Há menos de três meses o comando da Al Qaeda do Magreb Islâmico – AQIM – alertou que tropas francesas no Mali abririam as portas do inferno. Na última quarta-feira, dia 16 de janeiro de 2012, cerca de trinta homens da Brigada dos Mascarados sob o comando de Moktab Belmokhtar, Le Borgne (O Vesgo) ocuparam Tigantourine, na região central de In Amenas, o quarto maior complexo produtor de gás da Argélia, fizeram mais de 600 reféns e de imediato começaram a minar as instalações e a colocar coletes de bombas em si próprios e nos 41 estrangeiros capturados que, soube-se depois, haviam sido separados do grupo argelino.
No dia seguinte, sem qualquer negociação digna desse nome e sem detalhes sobre a localização de terroristas e prisioneiros, a ANP – Armada Nacional Popular, nome pelo qual são conhecidas as Forças Armadas da Argélia, lançou um furioso ataque pelo ar e pela areia do Saara num bombardeio e numa fuzilaria implacáveis que liberaram as instalações e a área das residências dos funcionários, deixando um trágico saldo de 81 mortos: 49 reféns e 32 mujahedins.
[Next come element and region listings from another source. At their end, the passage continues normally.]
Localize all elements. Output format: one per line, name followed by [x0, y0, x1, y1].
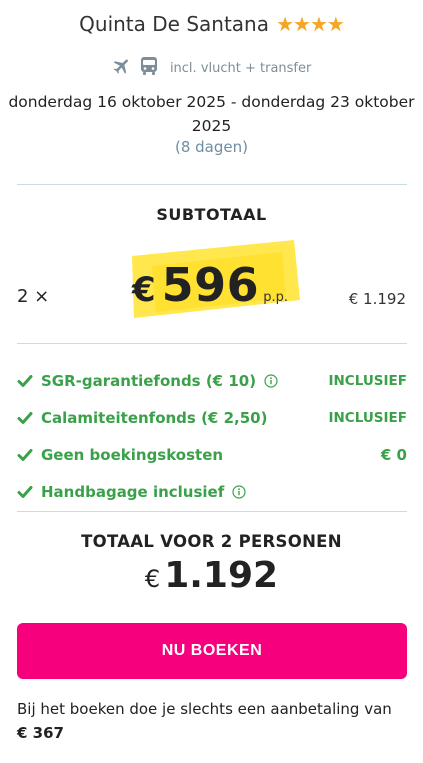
check-icon [17, 374, 33, 387]
features-list: SGR-garantiefonds (€ 10) INCLUSIEF Calam… [17, 362, 407, 510]
divider [17, 511, 407, 512]
total-price: €1.192 [0, 555, 423, 596]
hotel-name: Quinta De Santana [79, 12, 269, 36]
deposit-amount: € 367 [17, 724, 64, 742]
feature-label: Handbagage inclusief [41, 482, 225, 501]
feature-label: SGR-garantiefonds (€ 10) [41, 371, 257, 390]
price-amount: 596 [161, 258, 260, 312]
check-icon [17, 485, 33, 498]
subtotal-title: SUBTOTAAL [156, 205, 267, 224]
check-icon [17, 448, 33, 461]
trip-dates: donderdag 16 oktober 2025 - donderdag 23… [8, 93, 415, 135]
check-icon [17, 411, 33, 424]
subtotal-total: € 1.192 [348, 290, 406, 308]
trip-duration: (8 dagen) [175, 138, 248, 156]
list-item: Handbagage inclusief [17, 473, 407, 510]
info-icon[interactable] [264, 373, 278, 388]
transport-text: incl. vlucht + transfer [169, 60, 312, 76]
feature-label: Calamiteitenfonds (€ 2,50) [41, 408, 268, 427]
feature-value: INCLUSIEF [328, 372, 407, 389]
total-currency: € [144, 565, 161, 593]
transport-info: incl. vlucht + transfer [0, 56, 423, 80]
feature-value: € 0 [380, 445, 407, 464]
price-currency: € [132, 270, 156, 310]
deposit-note: Bij het boeken doe je slechts een aanbet… [17, 697, 412, 745]
star-icon: ★ [326, 12, 345, 36]
per-person-label: p.p. [263, 290, 288, 305]
list-item: Calamiteitenfonds (€ 2,50) INCLUSIEF [17, 399, 407, 436]
bus-icon [140, 56, 158, 80]
list-item: Geen boekingskosten € 0 [17, 436, 407, 473]
list-item: SGR-garantiefonds (€ 10) INCLUSIEF [17, 362, 407, 399]
quantity: 2 × [17, 286, 50, 307]
feature-label: Geen boekingskosten [41, 445, 224, 464]
star-icon: ★ [276, 12, 294, 36]
total-amount: 1.192 [164, 555, 279, 596]
deposit-text: Bij het boeken doe je slechts een aanbet… [17, 700, 392, 718]
total-title: TOTAAL VOOR 2 PERSONEN [81, 532, 342, 551]
star-icon: ★ [293, 12, 311, 36]
star-rating: ★★★★ [276, 12, 345, 36]
info-icon[interactable] [232, 484, 246, 499]
divider [17, 184, 407, 185]
airplane-icon [112, 56, 132, 80]
book-now-button[interactable]: NU BOEKEN [17, 623, 407, 679]
hotel-header: Quinta De Santana ★★★★ [0, 12, 423, 36]
star-icon: ★ [309, 12, 328, 36]
price-per-person: €596 p.p. [120, 232, 310, 327]
divider [17, 343, 407, 344]
feature-value: INCLUSIEF [328, 409, 407, 426]
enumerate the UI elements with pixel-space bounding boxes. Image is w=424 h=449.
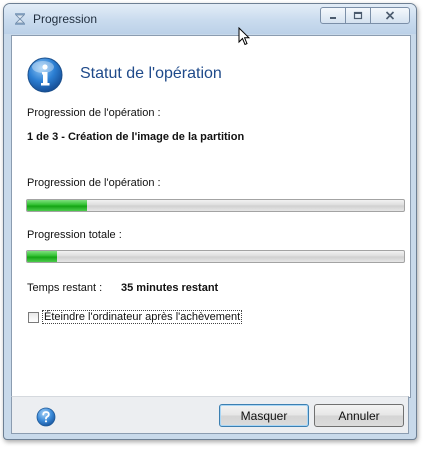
operation-progress-bar	[26, 199, 405, 212]
maximize-button[interactable]	[345, 7, 371, 24]
close-button[interactable]	[370, 7, 410, 24]
total-progress-fill	[27, 251, 58, 262]
total-progress-label: Progression totale :	[27, 229, 122, 241]
operation-progress-label: Progression de l'opération :	[27, 177, 161, 189]
hourglass-icon	[15, 13, 25, 25]
shutdown-checkbox-label[interactable]: Éteindre l'ordinateur après l'achèvement	[42, 310, 243, 324]
maximize-icon	[353, 11, 363, 20]
hide-button[interactable]: Masquer	[219, 404, 309, 427]
window-title: Progression	[33, 12, 98, 26]
time-remaining-value: 35 minutes restant	[121, 282, 219, 294]
mouse-cursor-icon	[238, 27, 250, 46]
info-icon	[27, 57, 63, 93]
time-remaining-label: Temps restant :	[27, 282, 103, 294]
progress-dialog: Progression Statut de l'opération Progre…	[3, 3, 417, 440]
dialog-heading: Statut de l'opération	[80, 65, 222, 82]
dialog-content: Statut de l'opération Progression de l'o…	[11, 35, 411, 398]
dialog-footer: Masquer Annuler	[11, 396, 409, 434]
cancel-button[interactable]: Annuler	[314, 404, 404, 427]
operation-label: Progression de l'opération :	[27, 107, 161, 119]
close-icon	[385, 11, 395, 20]
minimize-button[interactable]	[320, 7, 346, 24]
minimize-icon	[330, 16, 336, 19]
operation-progress-fill	[27, 200, 88, 211]
shutdown-checkbox[interactable]	[28, 312, 39, 323]
total-progress-bar	[26, 250, 405, 263]
title-bar[interactable]: Progression	[4, 4, 416, 34]
help-icon[interactable]	[36, 407, 56, 427]
current-step-text: 1 de 3 - Création de l'image de la parti…	[27, 131, 245, 143]
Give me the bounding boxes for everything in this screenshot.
Não negociamos com terroristas, nem hoje, nem ontem, nem amanhã, declarou o porta-voz do governo de Abdelaziz Bouteflika, no poder desde 1999.
Para compreender tamanho radicalismo é preciso, no curto prazo, retornar a Argel no começo da tentativa de transição democrática em 1988 quando a França, sempre com os Estados Unidos ao lado, optou pela estabilidade e pela repressão, impedindo a posse da Frente Islâmica de Salvação – similar à Irmandade Muçulmana, agora no poder no Egito – que vencera claramente o 1º turno nas eleições de 1991. Foi a senha para o fortalecimento do GIA – Grupo Islâmico Armado (deu origem ao atual AQIM) e para a guerra civil que tirou a vida de cem mil pessoas no restante da década.
As origens remotas estão no século XIX quando a França invadiu e transformou em suas colônias sucessivamente a Mauritânia e Senegal em 1815 e a seguir Argélia, Tunísia, Guiné, Costa do Marfim, Sudão francês que é hoje o Mali, Níger e Marrocos (este em 1912). A Conferência de Berlim de 1885 fez a partilha da África entre as potências ocidentais que dai em diante, usando a força para manter o controle, dedicaram-se a extrair ao máximo possível as riquezas existentes.
As colônias se tornaram países independentes em 1960, mas com raras exceções os governos locais reproduziram as práticas dos que os precederam. Recentemente, os erros continuaram. Nicolás Sarkozi manteve até o penúltimo momento seu apoio ao regime tunisiano afinal removido na Primavera Árabe. Em seguida veio o desastroso final da derrubada de Muamar Kadafi na Líbia, permitindo que milhares de mercenários antes a serviço do ditador se esparramassem pelos países do Sahel (região do pré-Saara, mais fértil, reúne 14 países), carregando consigo uma inacreditável quantidade de armas e munições.
O norte do Mali mostrou-se o lugar ideal para a proliferação do terrorismo. Ali, no ano passado os tuaregues tentaram fazer do território de Azawad a sua pátria. Perderam a batalha para o exército malinês e, em seguida, o domínio do movimento para os mais bem estruturados grupos de terroristas da Al Qaeda que passaram a ter como objetivo a formação de um Emirado salafita com capital na histórica cidade de Timbuktu, patrimônio da humanidade pela Unesco onde, com a implantação da sharia (a lei muçulmana), vieram a destruição de tumbas e monumentos, o impedimento de que mulheres freqüentem escolas, os castigos decepando mãos e pés de presumíveis ladrões e infiéis.
Uma reta na areia e nas dunas do Sahel e do Saara, como são as fronteiras traçadas pelos europeus na época da partilha, estende-se por 1.400 km entre o Mali e a Argélia. Porosa, não impede o contrabando de drogas, de armas e de gente. Moktab Belmokhtar, conhecido como mister Marlboro, fez fortuna transportando cigarros entre o mar Vermelho e o Atlântico e ultimamente intermediando cocaína vinda dos Andes. Tornou-se líder de uma pequena facção salafita que compete com muitas outras, como a Ansar Dine ou Defensores da Fé.
No entanto, a invasão francesa do norte malinês está produzindo uma gradativa união entre os grupos de alguma maneira relacionados à Al Qaeda. A expulsão dos terroristas do Mali não significa a paz para a África Ocidental que será, de ora em diante, palco de novas e terríveis guerras, à espera de soluções nos campos político e diplomático.